Tuesday, February 10, 2009

An Example of Extravagant Generosity

Several years ago, I had the privilege of traveling to the deep interior of Mexico for an immersion experience. We spent several days with the people of the Metodista El Salvador, a mission church in El Higueron sharing food and fellowship, learning conversational Spanish, mixing concrete by hand, and pouring floors for a parsonage and a classroom. On the last day in El Higueron, we sat outside around the dining table, a table that had become a communion table many times during our stay as we listened to one another's stories, and shared our final meal together. During the meal, one of us commented on the simple, yet beautiful terra cotta pottery that our hostess used to serve us. She promptly went to her kitchen, pulled seven pieces of pottery out of the cupboard and presented them as gifts to us. It was humbling to hold her gift in my hands, and I was moved to tears by her generous spirit. This woman, who by worldly standards had so little, emptied her cupboards to share what she had with us.

Her example continues to challenge me. I can't say that I have ever sent any plates or serving bowls home with dinner guests. Her generosity forces me to admit that I cling tightly to so many things, often because I am afraid. It makes me want to loosen my grip and let go of those things so that what I have can bless others. And, mostly, it unsettles me to think that an abundance of resources does not necessarily lead to generosity, and that a generous spirit cannot be quenched by scarce resources!
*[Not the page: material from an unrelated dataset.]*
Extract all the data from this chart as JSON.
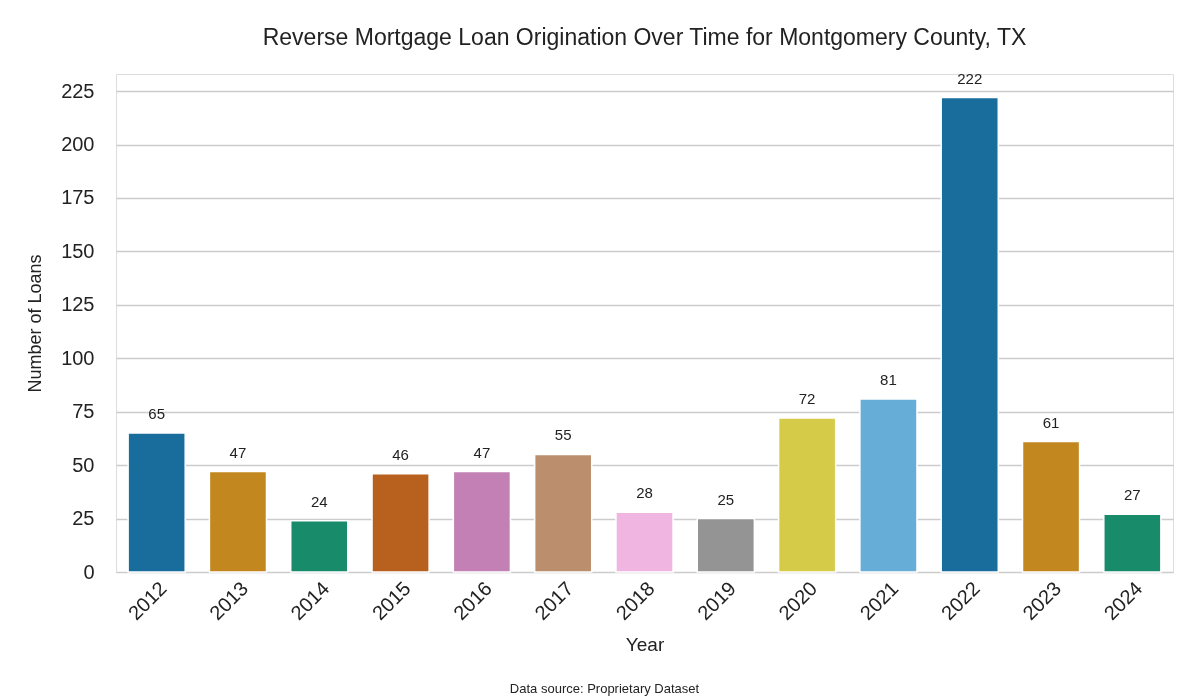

Is it typically the case that the more we have, the less we are willing to put what we have at risk? (Or is it just me?)

What would God do with us and through us if we loosened our grip on the blessings we have received--our gifts and graces, our buildings and bank accounts, our love and our lives--and offered them to God in order that others might be blessed? What if we discovered how to love and give of ourselves with reckless abandon? Maybe, just maybe, we would know what it means to be the Church of Jesus Christ!